子供たちの運んだ光の粒のおかげで、翅はより美しく変化していた。
青紫色から、目の覚める緑に複雑な色味が混じり合った黄金虫の翅色へ。
地中では一仕事を終えた幻影虫たちが談笑している。
五百旗頭が少し話をした少年――
彼らを見ていてふと、人間だった頃の感覚をなぞる己に気付いた。
五百旗頭はいつも読書する時、とりわけ素晴らしい本を読む時、舌下から喉仏の下半分あたりに透明の感情が折り重なっていく感覚がしていた。
語り手の声が自分の喉から聞こえる。
集中していると自分の頬の張りが失われ、重力に引かれるままになり口が半開きになる。
格好悪いので絶対人前で読書はできない。小四の時めっちゃ笑われた実体験だってある。
時間の流れが急に濃厚になり、自分が自分の力で呼吸する生き物である事をしばしば忘れる。
登場人物に、本の中の風景に、疾走感に同化しながら、俯瞰する。
目の奥にシーンの一コマやキャラクターの鼓動が描き出されるのと同時に、頭の中の別の場所で色が見える。
共感覚と言うらしいが白い紙と黒い印刷文字に、ごく自然に赤や青やクリーム色が差し挟まれる。
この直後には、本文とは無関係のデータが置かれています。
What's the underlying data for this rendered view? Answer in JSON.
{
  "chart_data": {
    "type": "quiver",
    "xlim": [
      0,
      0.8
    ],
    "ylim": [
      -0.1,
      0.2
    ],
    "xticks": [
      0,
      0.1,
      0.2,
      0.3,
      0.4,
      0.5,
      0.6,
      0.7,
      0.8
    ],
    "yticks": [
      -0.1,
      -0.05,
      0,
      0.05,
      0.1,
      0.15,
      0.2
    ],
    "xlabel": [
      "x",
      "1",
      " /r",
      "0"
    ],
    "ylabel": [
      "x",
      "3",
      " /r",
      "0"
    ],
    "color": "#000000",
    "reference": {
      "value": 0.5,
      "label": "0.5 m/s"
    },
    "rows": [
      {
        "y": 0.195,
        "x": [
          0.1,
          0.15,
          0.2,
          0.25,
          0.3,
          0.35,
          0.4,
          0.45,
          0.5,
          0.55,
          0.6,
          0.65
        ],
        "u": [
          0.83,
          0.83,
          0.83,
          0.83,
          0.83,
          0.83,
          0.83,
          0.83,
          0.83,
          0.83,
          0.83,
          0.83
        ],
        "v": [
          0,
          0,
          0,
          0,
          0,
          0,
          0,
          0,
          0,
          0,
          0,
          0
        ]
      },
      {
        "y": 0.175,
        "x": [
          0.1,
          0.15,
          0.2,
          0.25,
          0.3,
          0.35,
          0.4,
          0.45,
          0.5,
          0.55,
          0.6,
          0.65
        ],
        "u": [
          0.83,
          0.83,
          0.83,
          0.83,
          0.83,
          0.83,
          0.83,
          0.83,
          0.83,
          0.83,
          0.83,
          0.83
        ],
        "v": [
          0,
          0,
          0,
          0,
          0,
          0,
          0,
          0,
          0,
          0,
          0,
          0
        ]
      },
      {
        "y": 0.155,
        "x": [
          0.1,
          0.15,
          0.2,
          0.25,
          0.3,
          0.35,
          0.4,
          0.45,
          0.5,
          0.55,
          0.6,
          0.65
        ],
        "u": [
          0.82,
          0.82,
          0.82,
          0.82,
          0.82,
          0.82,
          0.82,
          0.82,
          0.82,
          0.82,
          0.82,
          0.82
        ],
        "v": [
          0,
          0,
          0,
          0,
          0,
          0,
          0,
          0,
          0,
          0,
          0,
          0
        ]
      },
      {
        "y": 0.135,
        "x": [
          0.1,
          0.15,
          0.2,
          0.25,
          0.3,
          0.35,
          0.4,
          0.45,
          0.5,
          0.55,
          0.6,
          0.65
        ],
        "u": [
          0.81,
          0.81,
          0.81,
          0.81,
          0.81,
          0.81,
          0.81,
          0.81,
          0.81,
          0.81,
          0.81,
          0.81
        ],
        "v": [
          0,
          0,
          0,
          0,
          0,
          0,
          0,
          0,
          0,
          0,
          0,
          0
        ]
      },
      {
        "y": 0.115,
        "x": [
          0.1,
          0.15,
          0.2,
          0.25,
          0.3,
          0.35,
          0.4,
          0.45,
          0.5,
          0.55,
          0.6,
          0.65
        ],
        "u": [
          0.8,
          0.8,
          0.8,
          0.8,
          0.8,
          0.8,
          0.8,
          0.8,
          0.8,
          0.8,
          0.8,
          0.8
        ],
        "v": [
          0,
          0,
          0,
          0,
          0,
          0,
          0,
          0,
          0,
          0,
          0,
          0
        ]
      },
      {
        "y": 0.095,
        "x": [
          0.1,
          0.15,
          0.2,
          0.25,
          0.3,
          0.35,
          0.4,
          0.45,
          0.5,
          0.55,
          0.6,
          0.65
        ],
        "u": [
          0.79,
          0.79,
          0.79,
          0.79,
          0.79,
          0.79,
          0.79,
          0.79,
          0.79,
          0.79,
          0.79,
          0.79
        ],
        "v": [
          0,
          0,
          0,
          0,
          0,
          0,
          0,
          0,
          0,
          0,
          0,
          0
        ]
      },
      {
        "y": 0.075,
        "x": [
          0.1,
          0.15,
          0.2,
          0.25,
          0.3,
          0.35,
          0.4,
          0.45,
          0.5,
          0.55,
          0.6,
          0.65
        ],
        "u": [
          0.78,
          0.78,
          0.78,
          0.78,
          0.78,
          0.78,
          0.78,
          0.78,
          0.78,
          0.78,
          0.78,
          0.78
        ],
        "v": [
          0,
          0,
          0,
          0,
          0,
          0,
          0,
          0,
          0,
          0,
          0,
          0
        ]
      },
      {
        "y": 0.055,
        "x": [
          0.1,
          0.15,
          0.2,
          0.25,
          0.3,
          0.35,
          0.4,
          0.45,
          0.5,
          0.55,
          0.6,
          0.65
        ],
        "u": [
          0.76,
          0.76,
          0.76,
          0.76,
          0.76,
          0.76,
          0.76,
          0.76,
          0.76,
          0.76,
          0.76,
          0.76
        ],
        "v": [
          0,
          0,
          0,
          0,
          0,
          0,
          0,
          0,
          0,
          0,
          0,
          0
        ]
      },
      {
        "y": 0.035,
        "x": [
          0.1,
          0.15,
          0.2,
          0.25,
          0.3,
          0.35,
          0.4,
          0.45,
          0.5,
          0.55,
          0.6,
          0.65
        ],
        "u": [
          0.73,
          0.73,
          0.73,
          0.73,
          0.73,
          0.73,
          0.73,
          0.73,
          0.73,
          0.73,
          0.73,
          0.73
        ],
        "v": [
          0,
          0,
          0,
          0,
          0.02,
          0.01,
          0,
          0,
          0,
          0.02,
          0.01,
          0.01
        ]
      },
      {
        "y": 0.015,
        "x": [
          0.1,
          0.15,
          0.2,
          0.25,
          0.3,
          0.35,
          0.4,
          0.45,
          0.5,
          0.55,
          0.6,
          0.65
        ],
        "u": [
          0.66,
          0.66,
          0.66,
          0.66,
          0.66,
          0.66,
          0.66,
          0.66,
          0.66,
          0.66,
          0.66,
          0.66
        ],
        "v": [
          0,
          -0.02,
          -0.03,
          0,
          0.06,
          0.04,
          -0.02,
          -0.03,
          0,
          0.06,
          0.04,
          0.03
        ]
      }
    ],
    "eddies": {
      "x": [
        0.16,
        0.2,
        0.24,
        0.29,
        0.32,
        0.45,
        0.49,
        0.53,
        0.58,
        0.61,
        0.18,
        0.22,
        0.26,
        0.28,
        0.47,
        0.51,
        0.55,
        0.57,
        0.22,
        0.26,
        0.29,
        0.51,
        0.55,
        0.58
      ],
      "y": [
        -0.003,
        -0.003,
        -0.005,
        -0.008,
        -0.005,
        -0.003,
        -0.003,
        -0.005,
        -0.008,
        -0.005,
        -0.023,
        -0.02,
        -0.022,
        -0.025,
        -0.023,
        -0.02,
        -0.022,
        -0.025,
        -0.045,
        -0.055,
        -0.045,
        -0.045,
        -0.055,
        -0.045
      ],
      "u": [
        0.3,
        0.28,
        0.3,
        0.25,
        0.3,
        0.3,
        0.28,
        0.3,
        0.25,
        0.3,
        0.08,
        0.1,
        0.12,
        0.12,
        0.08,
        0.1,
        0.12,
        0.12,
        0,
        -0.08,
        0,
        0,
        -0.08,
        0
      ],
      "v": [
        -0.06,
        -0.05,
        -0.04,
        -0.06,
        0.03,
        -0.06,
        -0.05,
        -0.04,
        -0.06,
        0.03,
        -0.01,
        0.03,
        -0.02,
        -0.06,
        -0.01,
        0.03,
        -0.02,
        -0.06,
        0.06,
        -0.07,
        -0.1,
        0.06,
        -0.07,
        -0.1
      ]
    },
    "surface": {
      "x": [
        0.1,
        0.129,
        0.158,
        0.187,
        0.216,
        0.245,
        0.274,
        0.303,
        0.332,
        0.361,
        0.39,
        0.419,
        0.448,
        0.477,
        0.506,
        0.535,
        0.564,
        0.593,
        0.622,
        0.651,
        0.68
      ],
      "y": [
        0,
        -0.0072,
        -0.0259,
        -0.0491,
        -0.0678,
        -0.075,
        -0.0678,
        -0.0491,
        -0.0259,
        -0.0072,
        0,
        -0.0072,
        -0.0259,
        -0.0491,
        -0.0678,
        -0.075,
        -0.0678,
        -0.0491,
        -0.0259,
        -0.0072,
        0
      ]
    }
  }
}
そして文章中の思想や思考が舌に滑り込み、自分の頭まで浸透することを全面的に受容できる。
その感覚が今、起きている。
五百旗頭は、幻影虫たちに感情移入している。
そう。
彼らに同化しながら、俯瞰する状態が五百旗頭の常になっている。
蝶の翅が光の粒を吸収するほど、五百旗頭の人間としての自己が曖昧になる事を、この日悟った。